Student loan – This is a good form of debt where you are investing in your own future employment prospects. For many, a University degree or college education enables them to reap the rewards of a higher-paying job with better career prospects. Of course, this does mean starting out your career with large debt, but this is offset by the low interest rates and the fact that you will not be required to repay this until you are earning a certain amount.
Credit building debt – It’s an unfortunate truth that in order to get a good credit score (or repair a bad one) you must first get credit in some form. Younger people who are looking to access credit for the first time will find that they are considered a ‘bad’ risk. This is not because they have demonstrated poor money management skills, but rather the lender has nothing to base their assessment on as to how they will deal with credit.
For these people (and those rebuilding a credit history), having debt that you are actively repaying, on time and with no problems, is a good thing and works to improve their financial standing.
Business loans – In the case of business, loans that help the business grow and prosper are a positive use of credit. This is especially true if the business succeeds and become much more valuable as a result.
Bad debt adds little or nothing at all to your overall assets or prospects. This is the money paid for items that decrease in value quickly or may have no value at all after the initial purchase.
Credit card debts – Unless you are wisely using a 0% interest purchase credit card, items that are bought using a credit card come with relatively high interest rates. If you don’t pay off the whole amount every month, the money owed in interest can quickly outstrip the value of the asset purchased.

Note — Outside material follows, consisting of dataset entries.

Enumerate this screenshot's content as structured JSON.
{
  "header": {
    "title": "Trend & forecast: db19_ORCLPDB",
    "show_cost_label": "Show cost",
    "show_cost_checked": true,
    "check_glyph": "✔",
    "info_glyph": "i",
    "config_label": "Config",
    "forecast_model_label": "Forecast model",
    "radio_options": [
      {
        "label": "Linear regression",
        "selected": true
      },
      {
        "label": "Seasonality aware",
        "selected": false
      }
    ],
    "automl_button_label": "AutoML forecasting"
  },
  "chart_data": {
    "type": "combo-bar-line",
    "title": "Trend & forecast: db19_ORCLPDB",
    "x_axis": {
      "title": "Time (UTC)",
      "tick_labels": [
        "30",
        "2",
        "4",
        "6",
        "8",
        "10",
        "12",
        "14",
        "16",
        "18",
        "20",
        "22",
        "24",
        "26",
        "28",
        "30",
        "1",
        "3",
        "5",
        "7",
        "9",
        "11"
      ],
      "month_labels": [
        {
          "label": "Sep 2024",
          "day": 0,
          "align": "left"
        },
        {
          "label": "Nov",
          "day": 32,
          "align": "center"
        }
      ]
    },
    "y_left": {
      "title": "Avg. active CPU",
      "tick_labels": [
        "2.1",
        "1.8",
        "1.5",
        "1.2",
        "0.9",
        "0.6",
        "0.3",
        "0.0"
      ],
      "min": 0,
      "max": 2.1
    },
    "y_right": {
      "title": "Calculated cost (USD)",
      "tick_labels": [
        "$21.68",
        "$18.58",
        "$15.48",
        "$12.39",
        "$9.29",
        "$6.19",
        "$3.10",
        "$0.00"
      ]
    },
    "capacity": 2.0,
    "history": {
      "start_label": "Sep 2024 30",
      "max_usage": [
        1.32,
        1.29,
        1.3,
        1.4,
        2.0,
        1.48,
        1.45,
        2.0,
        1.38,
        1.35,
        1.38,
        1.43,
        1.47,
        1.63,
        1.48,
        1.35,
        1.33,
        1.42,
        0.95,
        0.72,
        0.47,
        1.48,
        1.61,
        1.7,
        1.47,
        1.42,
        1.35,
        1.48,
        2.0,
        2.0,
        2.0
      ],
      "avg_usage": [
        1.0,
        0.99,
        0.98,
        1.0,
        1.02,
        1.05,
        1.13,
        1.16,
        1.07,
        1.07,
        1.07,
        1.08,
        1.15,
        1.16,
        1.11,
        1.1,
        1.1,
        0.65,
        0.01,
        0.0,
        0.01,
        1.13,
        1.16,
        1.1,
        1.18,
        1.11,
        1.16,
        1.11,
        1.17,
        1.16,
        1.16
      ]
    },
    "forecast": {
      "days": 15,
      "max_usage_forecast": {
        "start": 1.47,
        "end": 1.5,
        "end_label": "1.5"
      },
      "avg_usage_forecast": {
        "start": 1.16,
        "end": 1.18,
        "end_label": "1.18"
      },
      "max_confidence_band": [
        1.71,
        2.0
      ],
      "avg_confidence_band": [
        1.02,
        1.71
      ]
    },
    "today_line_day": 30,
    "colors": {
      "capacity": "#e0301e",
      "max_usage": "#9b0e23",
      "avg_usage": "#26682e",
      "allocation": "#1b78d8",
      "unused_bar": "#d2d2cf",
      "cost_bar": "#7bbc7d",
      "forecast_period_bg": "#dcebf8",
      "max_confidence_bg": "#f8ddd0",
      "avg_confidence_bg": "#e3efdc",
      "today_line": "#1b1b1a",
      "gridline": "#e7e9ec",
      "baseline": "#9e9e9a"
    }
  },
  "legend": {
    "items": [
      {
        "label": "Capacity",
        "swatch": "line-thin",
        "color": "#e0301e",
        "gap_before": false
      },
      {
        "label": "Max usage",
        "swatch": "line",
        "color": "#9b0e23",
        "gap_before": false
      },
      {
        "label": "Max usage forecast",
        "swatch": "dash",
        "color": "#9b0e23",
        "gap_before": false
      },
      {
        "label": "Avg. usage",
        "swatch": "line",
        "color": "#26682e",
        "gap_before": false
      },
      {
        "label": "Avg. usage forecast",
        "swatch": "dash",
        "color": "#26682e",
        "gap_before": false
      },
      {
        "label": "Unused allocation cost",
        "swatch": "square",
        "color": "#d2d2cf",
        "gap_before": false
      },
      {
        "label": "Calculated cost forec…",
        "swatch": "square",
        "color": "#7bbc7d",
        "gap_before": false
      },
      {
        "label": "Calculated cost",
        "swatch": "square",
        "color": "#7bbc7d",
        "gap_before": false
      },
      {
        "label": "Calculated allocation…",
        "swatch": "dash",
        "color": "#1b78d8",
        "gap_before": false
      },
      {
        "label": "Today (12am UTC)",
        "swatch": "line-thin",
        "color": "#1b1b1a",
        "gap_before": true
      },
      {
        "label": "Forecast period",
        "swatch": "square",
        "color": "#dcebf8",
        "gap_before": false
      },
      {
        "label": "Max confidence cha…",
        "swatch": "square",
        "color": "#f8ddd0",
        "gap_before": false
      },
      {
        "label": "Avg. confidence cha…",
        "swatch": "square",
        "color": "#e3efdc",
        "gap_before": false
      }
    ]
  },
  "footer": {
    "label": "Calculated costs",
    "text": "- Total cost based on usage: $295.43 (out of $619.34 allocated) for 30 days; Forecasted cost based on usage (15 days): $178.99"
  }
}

This becomes even worse if you are using a credit card for purchasing things like restaurant meals or holidays. These are things that leave you with no discernible assets (beyond sheer enjoyment) and consequently can be seen as ‘bad’.
Payday loans – It’s hard to imagine a form of credit that makes you pay so much for so little. These short-term loans are intended for small amounts taken out over less than 30 days. With interest rates that can be around 1000% p.a., these can quickly escalate to be a highly expensive way of using credit.
Borrowing money to service other debts – Using credit to service the repayments on another debt is an excellent example of ‘bad’ debt. For example, using a cash advance from one credit card to pay off the minimum amount on another does nothing to resolve the original debt and will result in high interest rates and even more fees to be paid on the cash advance.
Where possible, avoid using credit to pay for assets that depreciate in value very quickly (such as clothes, meals out and luxury holidays) and when you cannot repay the total borrowed in less than a month.
Disclaimer: This information is intended solely to provide guidance and is not financial advice. Moneyfacts will not be liable for any loss arising from your use or reliance on this information. If you are in any doubt, Moneyfacts recommends you obtain independent financial advice.